From a maker’s point of view, the very best thing about paper quilled jewellery must surely be its creative versatility. As is always the case with quilling, the range of possible techniques that can be utilised is an inspiration in itself – a point that is stressed throughout my book, and which I make no apology for repeating here.
This versatility extends to colour and finish, too, since quilling strips are available in such an amazing range of different shades. Some – which I particularly like to utilise – are even edged with special applications that give the appearance of precious metals.
People often express concern that beads and charms made from paper may lack longevity and dissolve in the rain – but their fears are completely unfounded! I treat all my jewellery pieces with a special non-toxic glue/varnish which makes them hard, strong and water resistant.
To prove the point, I once experimented by holding a varnished paper bead underneath a running tap for several minutes:
After being dried out in an airing cupboard overnight, the bead re-hardened and was good as new!
We are probably all familiar with paper mâché, in which shredded paper is mixed with flour and water, moulded into the required shape and left to dry. The dried-out mixture is rock hard … and exactly the same applies to quilled pieces after the glue/varnish has set. I always liken the end result to the consistency of balsa wood – surprisingly strong, yet amazingly light in weight.
Which brings us to the third great thing about paper quilled jewellery – it’s really light to wear. For people who like big dangly earrings, but hate the feeling of their ear lobes being weighted down, quilled earrings are an absolute joy!
Recently, I started making my own earring wires out of Sterling Silver, and I’ve been pleasantly surprised by how comfortable they are. The ends are filed so that they pass smoothly through pierced ears, and the long-drop design actually complements the quilling by making a feature of the wire itself. These earrings are big enough to make a bold fashion statement, yet they really are so light that it’s easy to forget you are wearing them at all!
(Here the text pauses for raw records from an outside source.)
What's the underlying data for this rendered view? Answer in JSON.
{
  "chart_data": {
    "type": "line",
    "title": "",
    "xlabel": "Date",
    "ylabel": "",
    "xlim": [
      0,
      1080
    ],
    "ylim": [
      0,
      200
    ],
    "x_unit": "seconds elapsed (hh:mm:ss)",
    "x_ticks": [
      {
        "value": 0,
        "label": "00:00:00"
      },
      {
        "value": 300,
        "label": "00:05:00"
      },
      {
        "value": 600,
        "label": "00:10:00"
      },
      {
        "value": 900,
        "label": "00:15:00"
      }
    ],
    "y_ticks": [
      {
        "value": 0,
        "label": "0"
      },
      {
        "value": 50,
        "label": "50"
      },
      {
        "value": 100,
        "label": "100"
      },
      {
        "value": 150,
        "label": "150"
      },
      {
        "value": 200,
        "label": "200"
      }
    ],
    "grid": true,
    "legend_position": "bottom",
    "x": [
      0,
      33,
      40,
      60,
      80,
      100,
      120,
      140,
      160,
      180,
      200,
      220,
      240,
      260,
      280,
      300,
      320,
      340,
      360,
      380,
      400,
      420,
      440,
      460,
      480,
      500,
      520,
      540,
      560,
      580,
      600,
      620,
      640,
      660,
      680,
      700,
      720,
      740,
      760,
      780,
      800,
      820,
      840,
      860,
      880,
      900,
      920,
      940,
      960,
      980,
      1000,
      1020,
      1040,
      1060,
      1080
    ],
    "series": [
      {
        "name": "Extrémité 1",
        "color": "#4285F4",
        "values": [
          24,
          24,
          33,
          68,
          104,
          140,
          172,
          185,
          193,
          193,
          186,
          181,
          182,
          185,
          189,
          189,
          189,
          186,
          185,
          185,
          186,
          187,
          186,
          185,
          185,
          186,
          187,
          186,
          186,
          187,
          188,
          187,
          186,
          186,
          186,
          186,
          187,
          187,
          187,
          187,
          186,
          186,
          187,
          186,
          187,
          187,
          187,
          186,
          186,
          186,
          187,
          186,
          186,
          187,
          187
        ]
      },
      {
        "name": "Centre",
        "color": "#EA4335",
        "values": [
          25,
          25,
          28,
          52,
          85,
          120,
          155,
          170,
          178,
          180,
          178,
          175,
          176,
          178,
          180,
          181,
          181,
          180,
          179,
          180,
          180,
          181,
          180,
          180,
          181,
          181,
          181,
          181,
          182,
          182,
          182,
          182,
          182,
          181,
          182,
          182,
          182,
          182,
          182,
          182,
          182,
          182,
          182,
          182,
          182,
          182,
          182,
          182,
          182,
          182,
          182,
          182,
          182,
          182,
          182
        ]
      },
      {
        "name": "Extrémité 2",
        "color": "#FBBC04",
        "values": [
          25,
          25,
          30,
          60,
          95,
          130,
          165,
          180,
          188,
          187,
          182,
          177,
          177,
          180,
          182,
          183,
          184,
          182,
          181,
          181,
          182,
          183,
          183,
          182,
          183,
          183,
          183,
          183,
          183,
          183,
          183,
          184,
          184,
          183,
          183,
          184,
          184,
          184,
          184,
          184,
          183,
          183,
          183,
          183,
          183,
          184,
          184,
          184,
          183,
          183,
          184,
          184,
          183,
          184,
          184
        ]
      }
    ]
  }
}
A lot of thought goes into designing quilled paper jewellery, so it’s only right that careful consideration should be given to the choice of metal fittings too.
Sterling Silver is a must, not only in terms of its bright lustrous appearance, but also its suitability for wear by people who suffer with allergies. I now regard cheaper, silver plated fittings as very inferior substitutes.
When it comes to necklaces, I have fallen totally in love with snake chains, whose smooth sinusoidal curves look wonderful with quilled pendants and charms. Colourful quilling can also be offset beautifully by black/oxidised chains. When selecting fittings, it definitely pays to be creative!
One final thing … if you are thinking about purchasing jewellery as a gift, what better way to celebrate a first wedding anniversary which is, after all, associated with the material paper? If the paper has the appearance of silver or gold, so much the better!